We also collect data from several other agencies including the Tourism Agency, Marine & Fisheries Agency, South Lampung Bappeda, and the Kalianda government. We were assisted by the Lampung Governor's Expert Staff on Tourism so that the process of meeting with various related agencies and institutions could run and received well. This first field survey was quite successful because we were able to collect adequate data on the tsunami damage to facilities and infrastructure. However, several agencies were still not willing to provide their data to us. Another obstacle we found was that tourism data is still incomplete. This was the first tsunami disaster faced by this local government and they were shocked and unprepared to deal with it. Their lack of preparation included systems for tracking inventory damage and data on loss of life.
Natural disasters are traumatic for those who live through them and we saw some of the terrifying scenes caused by this tsunami, especially in the Kalianda District. We visited a temporary shelter for victims where we met with a survivor named Mr. Rahmat who told us his story of surviving the tsunami and showed us one of the sites struck by the wave. We were shocked by the massive ruins of destroyed buildings that showed us the dreadful impact of this event.
In the shelter, victims are provided with a private room, shared bathroom, electricity, and clean water. The two active shelters in the area are caring for 66 households and the many injured. The government also provides a weekly food ration that consists of 10 kg of rice, 1 box of instant noodles, 2 liters of cooking oil, sugar, and salt.

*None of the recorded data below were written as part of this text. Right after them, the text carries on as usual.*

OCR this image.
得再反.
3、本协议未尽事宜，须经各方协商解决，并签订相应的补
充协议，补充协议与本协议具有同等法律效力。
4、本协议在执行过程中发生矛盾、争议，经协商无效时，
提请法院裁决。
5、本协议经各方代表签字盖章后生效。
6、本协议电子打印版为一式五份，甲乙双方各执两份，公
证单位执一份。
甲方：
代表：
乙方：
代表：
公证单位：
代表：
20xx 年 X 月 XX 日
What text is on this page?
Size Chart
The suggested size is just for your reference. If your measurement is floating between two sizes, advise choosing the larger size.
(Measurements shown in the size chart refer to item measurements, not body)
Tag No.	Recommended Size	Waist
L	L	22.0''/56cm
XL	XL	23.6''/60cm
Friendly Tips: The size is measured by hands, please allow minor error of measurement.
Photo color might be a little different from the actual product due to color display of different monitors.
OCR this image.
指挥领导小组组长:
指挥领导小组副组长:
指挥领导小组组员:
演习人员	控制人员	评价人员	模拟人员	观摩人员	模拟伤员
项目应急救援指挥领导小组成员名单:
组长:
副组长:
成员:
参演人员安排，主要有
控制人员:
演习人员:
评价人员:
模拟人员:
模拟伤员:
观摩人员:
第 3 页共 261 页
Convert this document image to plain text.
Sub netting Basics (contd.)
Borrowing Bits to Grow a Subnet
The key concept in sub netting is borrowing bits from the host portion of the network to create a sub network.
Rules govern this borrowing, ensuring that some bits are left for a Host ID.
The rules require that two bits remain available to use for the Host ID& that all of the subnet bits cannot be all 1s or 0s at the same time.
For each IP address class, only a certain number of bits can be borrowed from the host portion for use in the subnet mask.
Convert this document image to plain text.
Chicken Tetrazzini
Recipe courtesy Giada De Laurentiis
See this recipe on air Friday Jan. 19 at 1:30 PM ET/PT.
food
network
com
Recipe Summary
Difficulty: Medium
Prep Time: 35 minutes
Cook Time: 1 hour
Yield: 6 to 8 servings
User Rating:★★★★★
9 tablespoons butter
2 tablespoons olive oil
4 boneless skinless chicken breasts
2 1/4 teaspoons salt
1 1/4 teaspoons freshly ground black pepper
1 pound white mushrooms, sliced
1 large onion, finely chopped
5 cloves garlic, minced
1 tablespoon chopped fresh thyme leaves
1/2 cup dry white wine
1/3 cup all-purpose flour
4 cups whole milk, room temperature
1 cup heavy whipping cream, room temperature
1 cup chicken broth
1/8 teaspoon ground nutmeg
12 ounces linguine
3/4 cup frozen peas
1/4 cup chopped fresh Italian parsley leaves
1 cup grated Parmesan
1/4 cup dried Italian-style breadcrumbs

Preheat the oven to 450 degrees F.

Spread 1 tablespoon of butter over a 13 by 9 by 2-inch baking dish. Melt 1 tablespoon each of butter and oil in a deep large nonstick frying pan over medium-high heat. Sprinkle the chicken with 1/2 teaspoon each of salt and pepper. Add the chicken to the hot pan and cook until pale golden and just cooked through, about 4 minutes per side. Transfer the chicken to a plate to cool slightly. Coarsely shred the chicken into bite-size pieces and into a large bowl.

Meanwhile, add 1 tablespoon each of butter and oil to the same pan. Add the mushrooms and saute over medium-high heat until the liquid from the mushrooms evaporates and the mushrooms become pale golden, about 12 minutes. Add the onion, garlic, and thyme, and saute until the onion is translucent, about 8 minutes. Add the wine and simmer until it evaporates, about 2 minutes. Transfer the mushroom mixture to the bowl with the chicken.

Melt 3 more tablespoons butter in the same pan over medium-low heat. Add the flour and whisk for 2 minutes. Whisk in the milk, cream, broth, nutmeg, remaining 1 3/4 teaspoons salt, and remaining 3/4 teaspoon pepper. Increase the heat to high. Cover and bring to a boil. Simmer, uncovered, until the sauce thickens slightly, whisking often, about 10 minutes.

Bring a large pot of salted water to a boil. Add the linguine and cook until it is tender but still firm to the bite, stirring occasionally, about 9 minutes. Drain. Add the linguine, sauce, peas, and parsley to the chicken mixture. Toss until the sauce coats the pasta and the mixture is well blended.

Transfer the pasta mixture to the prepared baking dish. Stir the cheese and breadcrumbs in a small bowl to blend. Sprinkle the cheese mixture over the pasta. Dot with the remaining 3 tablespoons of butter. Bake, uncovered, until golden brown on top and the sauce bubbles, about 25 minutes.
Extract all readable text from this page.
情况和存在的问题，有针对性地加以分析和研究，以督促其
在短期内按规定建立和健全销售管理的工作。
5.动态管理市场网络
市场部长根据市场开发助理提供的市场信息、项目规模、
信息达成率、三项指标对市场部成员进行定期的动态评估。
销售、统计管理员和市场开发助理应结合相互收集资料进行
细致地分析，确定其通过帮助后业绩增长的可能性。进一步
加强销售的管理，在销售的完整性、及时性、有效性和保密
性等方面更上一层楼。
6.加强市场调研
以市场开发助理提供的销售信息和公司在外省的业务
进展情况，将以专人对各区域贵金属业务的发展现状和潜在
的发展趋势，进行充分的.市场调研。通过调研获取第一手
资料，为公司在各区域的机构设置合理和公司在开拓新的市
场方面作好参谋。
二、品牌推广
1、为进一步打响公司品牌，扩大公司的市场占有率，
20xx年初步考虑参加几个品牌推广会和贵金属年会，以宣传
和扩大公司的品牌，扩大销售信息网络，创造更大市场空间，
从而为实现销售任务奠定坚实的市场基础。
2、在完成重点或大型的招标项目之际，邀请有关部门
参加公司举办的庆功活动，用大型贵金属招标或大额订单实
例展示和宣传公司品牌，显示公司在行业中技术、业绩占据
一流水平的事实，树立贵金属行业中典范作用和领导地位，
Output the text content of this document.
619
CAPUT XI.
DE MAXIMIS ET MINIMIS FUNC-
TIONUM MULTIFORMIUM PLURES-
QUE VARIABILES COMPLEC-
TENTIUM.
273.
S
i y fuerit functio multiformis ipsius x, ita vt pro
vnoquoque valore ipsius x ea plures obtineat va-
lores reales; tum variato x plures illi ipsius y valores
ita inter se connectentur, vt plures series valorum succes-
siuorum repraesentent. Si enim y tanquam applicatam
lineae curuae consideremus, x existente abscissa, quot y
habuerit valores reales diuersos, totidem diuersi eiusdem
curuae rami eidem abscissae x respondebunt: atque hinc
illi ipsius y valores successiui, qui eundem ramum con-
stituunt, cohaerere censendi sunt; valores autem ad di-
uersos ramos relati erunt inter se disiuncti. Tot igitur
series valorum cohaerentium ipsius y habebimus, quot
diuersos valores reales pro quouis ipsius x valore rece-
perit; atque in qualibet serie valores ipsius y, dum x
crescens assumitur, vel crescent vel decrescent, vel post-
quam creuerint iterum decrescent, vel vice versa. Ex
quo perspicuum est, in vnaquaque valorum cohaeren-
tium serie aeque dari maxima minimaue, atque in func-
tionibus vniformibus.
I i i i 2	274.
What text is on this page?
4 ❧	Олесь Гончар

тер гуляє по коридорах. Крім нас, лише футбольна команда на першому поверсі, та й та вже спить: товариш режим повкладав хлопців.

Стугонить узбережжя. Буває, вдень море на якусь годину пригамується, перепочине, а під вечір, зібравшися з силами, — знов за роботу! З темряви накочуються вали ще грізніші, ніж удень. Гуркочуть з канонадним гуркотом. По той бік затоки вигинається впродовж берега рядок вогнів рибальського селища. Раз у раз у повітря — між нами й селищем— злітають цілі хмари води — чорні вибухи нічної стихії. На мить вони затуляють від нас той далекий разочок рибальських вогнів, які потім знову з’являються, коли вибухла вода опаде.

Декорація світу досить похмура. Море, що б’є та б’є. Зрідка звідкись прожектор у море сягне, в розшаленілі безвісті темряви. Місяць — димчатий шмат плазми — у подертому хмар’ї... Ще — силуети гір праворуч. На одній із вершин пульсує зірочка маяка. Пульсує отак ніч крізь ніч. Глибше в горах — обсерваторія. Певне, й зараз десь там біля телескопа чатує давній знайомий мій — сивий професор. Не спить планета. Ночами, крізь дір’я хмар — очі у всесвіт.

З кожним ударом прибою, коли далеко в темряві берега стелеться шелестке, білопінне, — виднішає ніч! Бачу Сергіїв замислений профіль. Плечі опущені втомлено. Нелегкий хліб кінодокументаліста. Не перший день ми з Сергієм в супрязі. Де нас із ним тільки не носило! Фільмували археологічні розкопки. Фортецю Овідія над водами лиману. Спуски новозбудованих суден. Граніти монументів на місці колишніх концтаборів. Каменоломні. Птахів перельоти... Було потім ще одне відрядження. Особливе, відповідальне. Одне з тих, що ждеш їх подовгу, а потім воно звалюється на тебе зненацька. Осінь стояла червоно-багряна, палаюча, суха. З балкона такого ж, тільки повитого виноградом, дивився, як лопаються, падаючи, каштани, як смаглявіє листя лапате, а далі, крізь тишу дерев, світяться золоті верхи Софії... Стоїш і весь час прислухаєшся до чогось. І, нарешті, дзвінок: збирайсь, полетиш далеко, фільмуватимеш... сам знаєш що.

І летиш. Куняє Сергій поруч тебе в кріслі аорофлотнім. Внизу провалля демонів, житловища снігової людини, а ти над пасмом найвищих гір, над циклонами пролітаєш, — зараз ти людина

However, it seems that food distribution has been slowed and the quantities are decreasing.
The tsunami victims are being relocated to permanent government housing, but many are afraid to rebuild for fear of another disaster. In spite of this tragedy, there are signs of hope in the community. We saw that the people had not given up and were looking to build a positive future. Perhaps my research can help the regency have a resurgence after this horrific event. By calculating the true cost of the tsunami, I will offer important information for the government in preparing for future disasters of this kind. I hope that this will lead Lampung to become a province that can sustain such disasters, and restore the South Lampung identity in marine tourism.